The Oshkosh Area School District reported an increase in its workers' compensation modification rate to 1.3 at the April 23 board meeting and announced plans to change insurance brokers and carriers and to pursue a 90-day and one-year plan to reduce the rate.

District officials told the board April 23 that the district’s workers’ compensation mod rate had risen to 1.3, driven largely by a small number of high-cost claims tied to slips, falls and physical-activity injuries.

Conrad Peters, who presented the quarterly workers' compensation update, said the rate increase reflects a three-year rolling calculation that includes high-cost claims from 2022–24. He said the district will review its current insurance broker and workers’ compensation carrier and is preparing a 90-day and one-year plan aimed at lowering the mod rate to below 1.0 within three years.

Why it matters: A higher mod rate increases the district’s insurance costs and signals higher-than-average claim expense relative to peers; trustees said staff and student safety and prevention remain priorities.
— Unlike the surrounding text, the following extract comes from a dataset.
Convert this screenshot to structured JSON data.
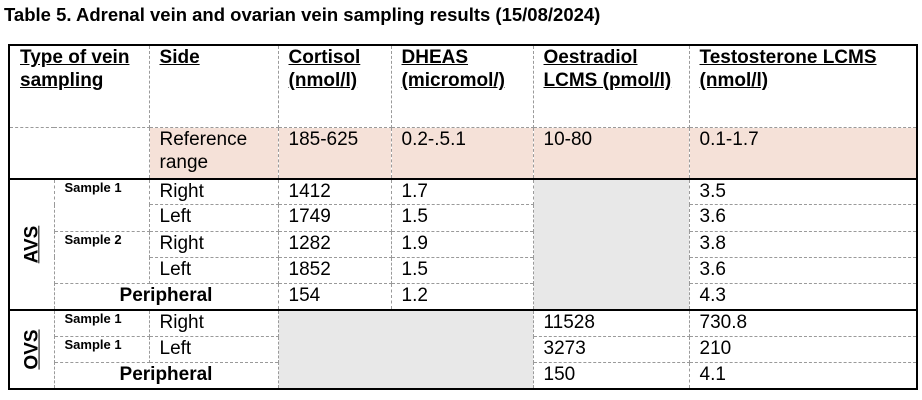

Analysis and next steps: Peters said the district identified the high-cost claims as primarily slips and falls rather than incidents tied solely to student-staff behavioral incidents. The district plans to engage a new broker and propose a new workers’ comp carrier to achieve rapid change, develop a 90-day action plan, and present a 1-year plan to the Facilities and Finance Committee.

Trustee response: Board members including Barb Herzog urged more rapid action and said three years to reduce the mod rate was too long; trustees requested additional, more timely incident-level data and leading indicators to detect emerging risks. Peters said the district already reports near-miss and incident data and will pursue better reporting and targeted expert assistance.

Ending: The board asked for the Facilities and Finance Committee to review the plan and for staff to return with a timeline and measurable steps to reduce staff injury risk and insurance costs.